Federal authorities caught wind of the deal and started a criminal antitrust probe. In August 2006, Bristol-Myers disclosed that FBI agents had raided its headquarters and confiscated documents and that the company, some senior executives, and Sanofi-Aventis all had been served grand jury subpoenas to produce additional documents.
With the deal among the companies unraveling, Apotex did what's called an "at-risk launch" of a copycat version of Plavix, called clopidogrel. Distributors quickly stocked large amounts of the generic pills, which cost nearly 20 percent less than the brand-name ones.
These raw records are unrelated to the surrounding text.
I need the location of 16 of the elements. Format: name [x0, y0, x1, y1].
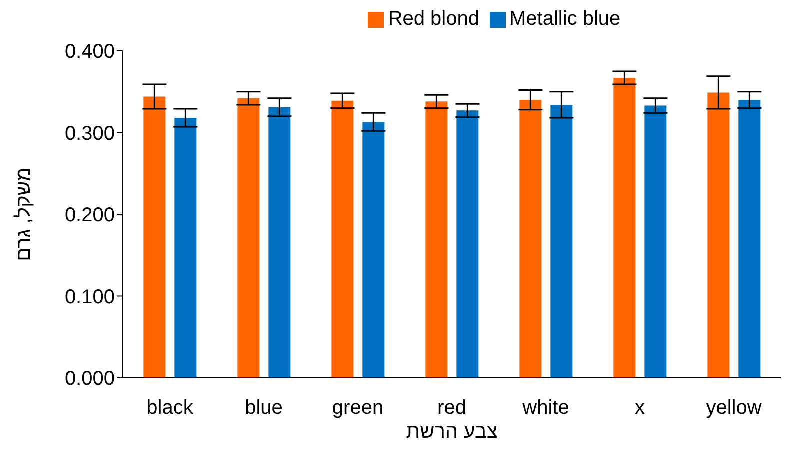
x-tick-label: x [635, 397, 645, 420]
x-tick-label: white [522, 397, 570, 420]
x-tick-label: yellow [706, 397, 762, 420]
legend-label: Red blond [388, 8, 480, 30]
y-tick-label: 0.400 [64, 41, 115, 64]
x-tick-label: green [332, 397, 384, 420]
x-tick-label: blue [245, 397, 283, 420]
x-tick-label: black [146, 397, 194, 420]
x-tick-label: red [438, 397, 466, 420]
y-tick-label: 0.000 [64, 368, 115, 390]
x-axis-title: צבע הרשת [406, 421, 498, 443]
y-tick-label: 0.100 [64, 286, 115, 308]
legend-label: Metallic blue [510, 8, 621, 30]
y-axis-title: משקל, גרם [13, 168, 36, 262]
y-tick-label: 0.300 [64, 122, 115, 145]
y-tick-label: 0.200 [64, 204, 115, 227]
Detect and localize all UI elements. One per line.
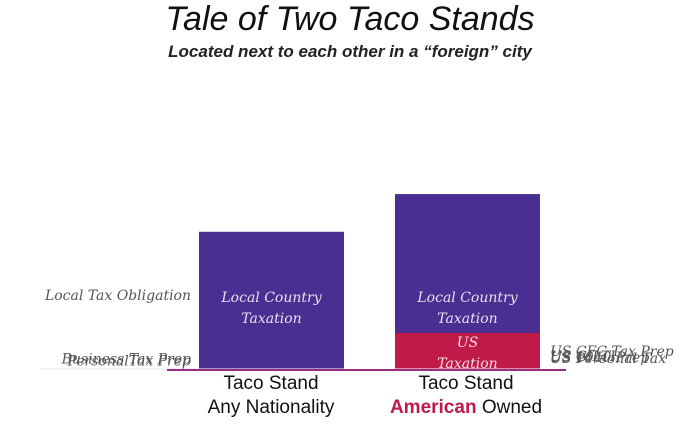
category-label-any-nationality: Taco Stand Any Nationality: [171, 372, 371, 420]
segment-label: US Personal Tax: [550, 351, 666, 367]
category-line2: Any Nationality: [207, 397, 335, 418]
chart-title: Tale of Two Taco Stands: [165, 0, 535, 38]
segment-label: US 1040 Prep: [550, 350, 649, 366]
american-accent: American: [389, 397, 477, 418]
segment-label: US CFC Tax Prep: [550, 344, 674, 360]
segment-label: US GILTI: [550, 349, 616, 365]
category-line1: Taco Stand: [418, 373, 514, 394]
chart-subtitle: Located next to each other in a “foreign…: [168, 42, 532, 61]
segment-label: Local Tax Obligation: [44, 288, 191, 304]
category-line2: American Owned: [366, 396, 566, 420]
category-label-american-owned: Taco Stand American Owned: [366, 372, 566, 420]
owned-text: Owned: [476, 397, 543, 418]
bar-segment: [395, 346, 540, 369]
group-label-line2: Taxation: [437, 311, 497, 327]
group-label-line1: US: [457, 335, 478, 351]
bar-segment: [199, 231, 344, 369]
segment-label: PersonalTax Prep: [66, 353, 191, 369]
group-label-line2: Taxation: [437, 356, 497, 372]
group-label-line1: Local Country: [416, 290, 518, 306]
group-label-line2: Taxation: [241, 311, 301, 327]
segment-label: Business Tax Prep: [61, 352, 191, 368]
bar-segment: [199, 348, 344, 369]
group-label-line1: Local Country: [220, 290, 322, 306]
category-line1: Taco Stand: [223, 373, 319, 394]
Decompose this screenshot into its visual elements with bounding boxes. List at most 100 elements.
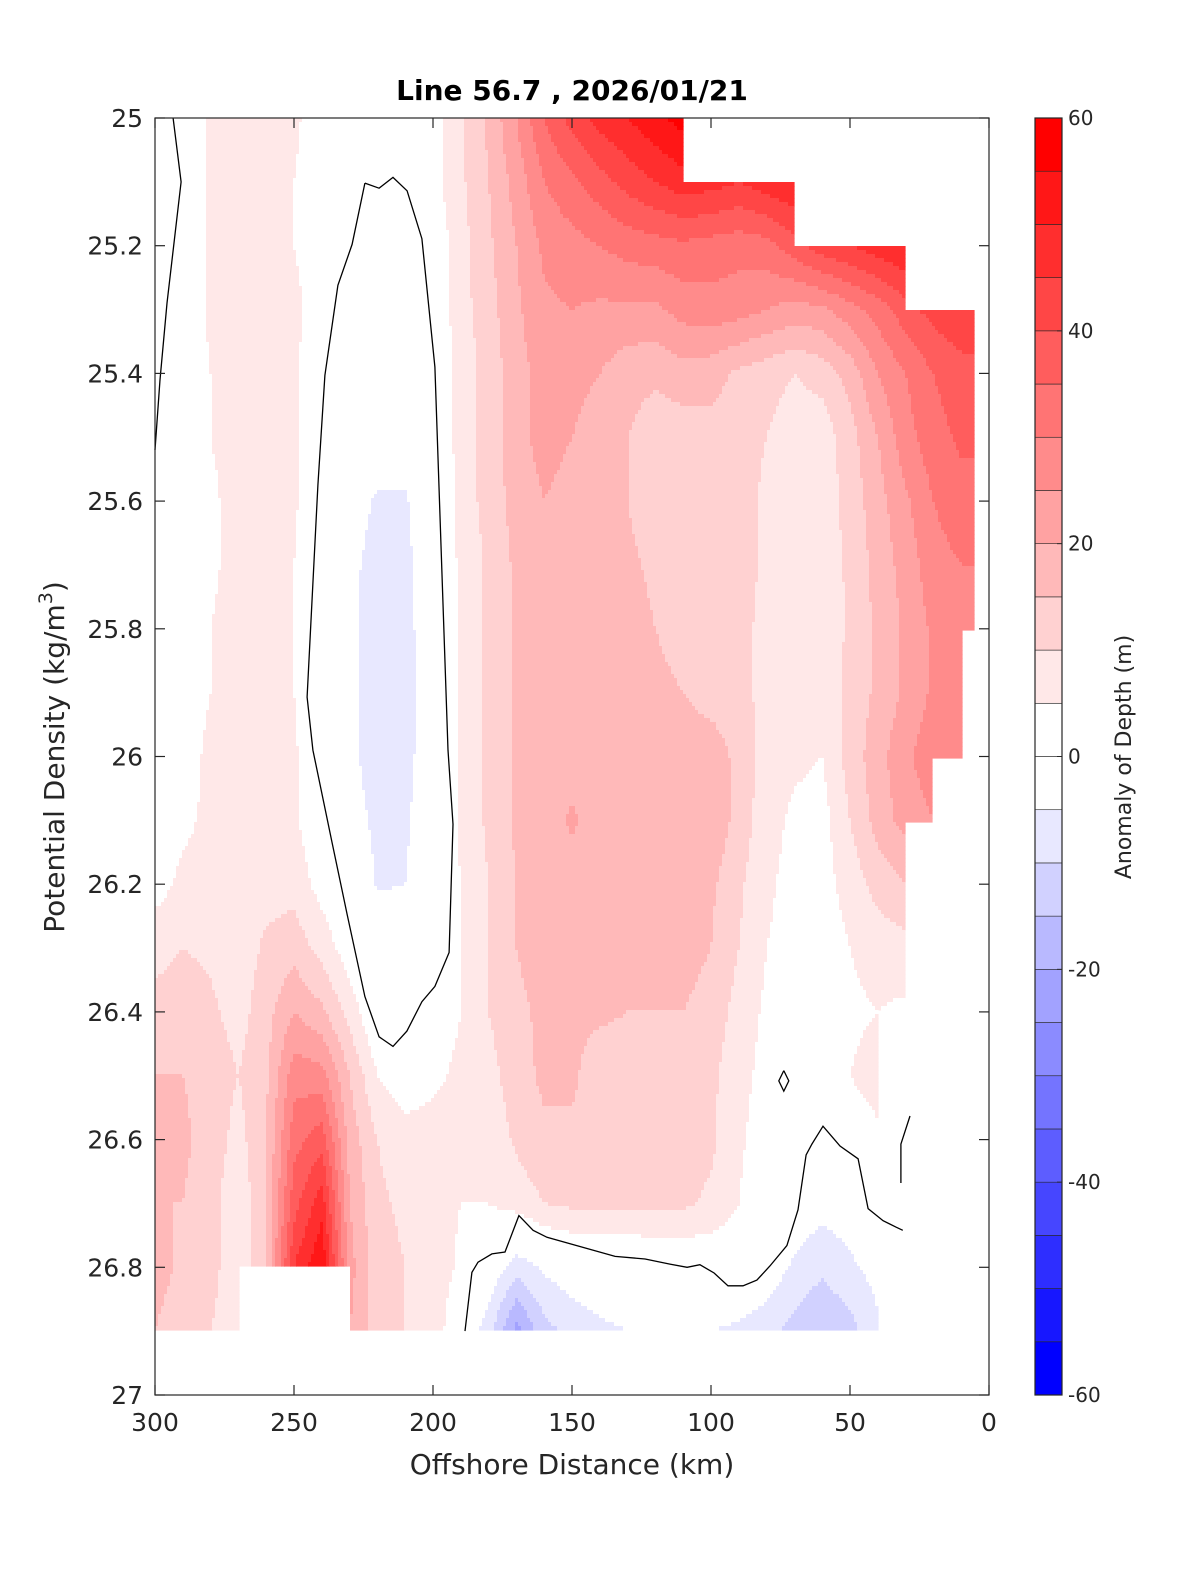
contour-fill: [530, 118, 546, 123]
contour-fill: [335, 1066, 348, 1071]
contour-fill: [155, 362, 210, 367]
contour-fill: [245, 1034, 273, 1039]
contour-fill: [155, 994, 216, 999]
contour-fill: [506, 1294, 534, 1299]
contour-fill: [458, 618, 483, 623]
contour-fill: [512, 630, 657, 635]
contour-fill: [875, 430, 894, 435]
contour-fill: [155, 1190, 186, 1195]
contour-fill: [512, 718, 711, 723]
contour-fill: [452, 326, 474, 331]
contour-fill: [326, 1210, 330, 1215]
contour-fill: [275, 1110, 285, 1115]
contour-fill: [452, 410, 477, 415]
contour-fill: [896, 702, 927, 707]
contour-fill: [755, 1054, 855, 1059]
contour-fill: [578, 414, 636, 419]
contour-fill: [446, 1322, 483, 1327]
contour-fill: [749, 838, 783, 843]
contour-fill: [155, 826, 195, 831]
contour-fill: [461, 990, 489, 995]
contour-fill: [155, 910, 288, 915]
contour-fill: [857, 1326, 879, 1331]
contour-fill: [332, 1054, 345, 1059]
contour-fill: [299, 790, 366, 795]
contour-fill: [278, 1226, 282, 1231]
contour-fill: [311, 886, 378, 891]
contour-fill: [731, 766, 756, 771]
contour-fill: [251, 1182, 267, 1187]
contour-fill: [155, 974, 159, 979]
contour-fill: [758, 502, 840, 507]
contour-fill: [281, 1146, 291, 1151]
contour-fill: [842, 278, 882, 283]
contour-fill: [350, 1086, 366, 1091]
contour-fill: [266, 1158, 273, 1163]
contour-fill: [875, 322, 900, 327]
contour-fill: [743, 1154, 879, 1159]
contour-fill: [212, 614, 294, 619]
contour-fill: [248, 1154, 267, 1159]
contour-fill: [764, 982, 861, 987]
contour-fill: [446, 210, 468, 215]
contour-fill: [548, 130, 573, 135]
contour-fill: [155, 966, 168, 971]
contour-fill: [296, 174, 444, 179]
contour-fill: [863, 382, 882, 387]
contour-fill: [413, 602, 459, 607]
contour-fill: [632, 526, 759, 531]
contour-fill: [512, 834, 729, 839]
contour-fill: [155, 634, 213, 639]
contour-fill: [575, 422, 633, 427]
contour-fill: [359, 702, 417, 707]
contour-fill: [737, 1206, 879, 1211]
contour-fill: [359, 734, 417, 739]
contour-fill: [521, 290, 555, 295]
contour-fill: [887, 758, 915, 763]
contour-fill: [554, 478, 630, 483]
contour-fill: [818, 354, 852, 359]
contour-fill: [458, 650, 483, 655]
contour-fill: [515, 1298, 519, 1303]
contour-fill: [512, 694, 687, 699]
contour-fill: [341, 1230, 348, 1235]
contour-fill: [551, 1226, 720, 1231]
contour-fill: [209, 350, 300, 355]
contour-fill: [812, 766, 825, 771]
contour-fill: [581, 410, 639, 415]
contour-fill: [536, 234, 585, 239]
contour-fill: [416, 650, 459, 655]
contour-fill: [659, 642, 753, 647]
contour-fill: [812, 390, 846, 395]
contour-fill: [155, 334, 207, 339]
contour-fill: [863, 498, 888, 503]
contour-fill: [653, 390, 660, 395]
contour-fill: [845, 634, 873, 639]
contour-fill: [887, 342, 915, 347]
contour-fill: [275, 1122, 285, 1127]
contour-fill: [518, 274, 546, 279]
contour-fill: [872, 682, 900, 687]
contour-fill: [836, 470, 861, 475]
contour-fill: [329, 1190, 336, 1195]
contour-fill: [317, 898, 462, 903]
contour-fill: [293, 650, 360, 655]
contour-fill: [725, 1222, 879, 1227]
contour-fill: [362, 774, 414, 779]
contour-fill: [296, 1098, 324, 1103]
contour-fill: [266, 1150, 276, 1155]
contour-fill: [353, 1306, 369, 1311]
contour-fill: [212, 630, 294, 635]
contour-fill: [389, 1090, 438, 1095]
contour-fill: [500, 342, 528, 347]
contour-fill: [917, 774, 933, 779]
contour-fill: [461, 882, 489, 887]
contour-fill: [518, 954, 708, 959]
contour-fill: [293, 1014, 300, 1019]
contour-fill: [872, 414, 891, 419]
contour-fill: [512, 1138, 717, 1143]
contour-fill: [935, 506, 975, 511]
contour-fill: [503, 450, 534, 455]
contour-fill: [797, 258, 837, 263]
contour-fill: [155, 462, 216, 467]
After a few weeks, Bristol-Myers and Sanofi-Aventis won an injunction in September 2006 blocking further sales of the generic version. But the federal judge granting the injunction refused to require Apotex to take back all the generic pills distributors had, costing Bristol and Sanofi significant revenue.
In September 2006, Bristol's board forced out CEO Peter Dolan. Chris Christie, then-U.S. attorney for New Jersey and now governor, had spent three years earlier in the decade investigating a $2.5 billion scandal at Bristol-Myers over "channel-stuffing," or overloading wholesalers with inventory to meet quarterly sales targets.
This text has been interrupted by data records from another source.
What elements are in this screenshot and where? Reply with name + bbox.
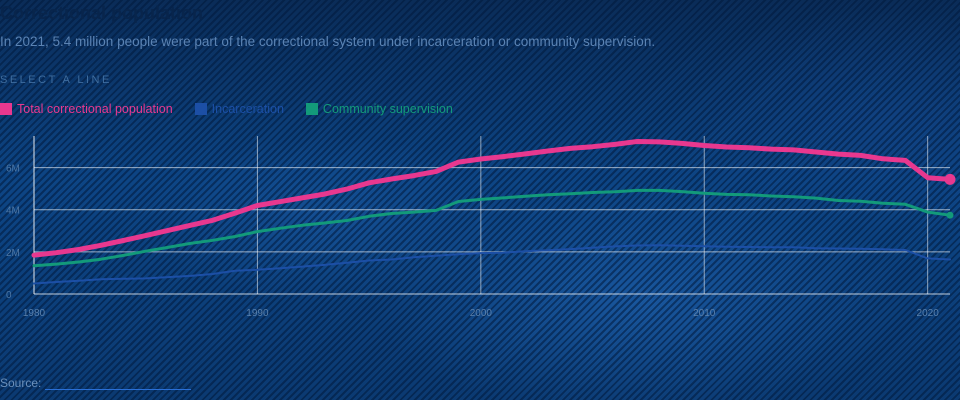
series-line-total-correctional-population [31,139,953,258]
y-tick-label: 2M [6,248,20,259]
x-tick-label: 2010 [693,308,716,319]
legend-label: Total correctional population [17,102,173,116]
legend-item-community-supervision[interactable]: Community supervision [305,102,453,116]
legend: Total correctional population Incarcerati… [0,102,475,116]
source-label: Source: [0,376,42,390]
series-line-community-supervision [32,188,952,268]
x-tick-label: 2020 [917,308,940,319]
series-end-point-community-supervision [946,211,954,219]
legend-swatch [305,103,318,115]
select-line-label: SELECT A LINE [0,74,112,86]
y-tick-label: 4M [6,206,20,217]
legend-swatch [194,103,207,115]
line-chart: 1980 1990 2000 2010 2020 0 2M 4M 6M [6,136,956,319]
x-tick-label: 2000 [470,308,493,319]
chart-title: Correctional population [0,3,204,23]
series-end-point-total-correctional-population [944,173,956,185]
y-tick-label: 6M [6,164,20,175]
y-tick-label: 0 [6,290,12,301]
series-line-incarceration [33,244,951,285]
source-line: Source: [0,376,192,390]
legend-item-incarceration[interactable]: Incarceration [194,102,284,116]
legend-item-total-correctional-population[interactable]: Total correctional population [0,102,173,116]
legend-label: Incarceration [211,102,284,116]
legend-swatch [0,103,12,115]
x-tick-label: 1980 [23,308,46,319]
source-link[interactable] [45,378,192,390]
x-tick-label: 1990 [246,308,269,319]
legend-label: Community supervision [322,102,453,116]
chart-subtitle: In 2021, 5.4 million people were part of… [0,34,656,49]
That probe ended with a deferred prosecution agreement under which Bristol-Myers was supposed to stay out of trouble for two years to avoid an indictment. Bristol's deal with Apotex to delay generic Plavix violated that agreement. Bristol later pleaded guilty to making false statements regarding the settlement with Apotex.
Meanwhile, the Plavix patent fight continued, with the federal judge ruling in 2007 that the patent was valid. Apotex challenged that, but the U.S. Court of Appeals for the Federal Circuit upheld the patent's validity in December 2008. The case dragged on until October 2011, when the same appeals court upheld the payment of damages just made by Apotex.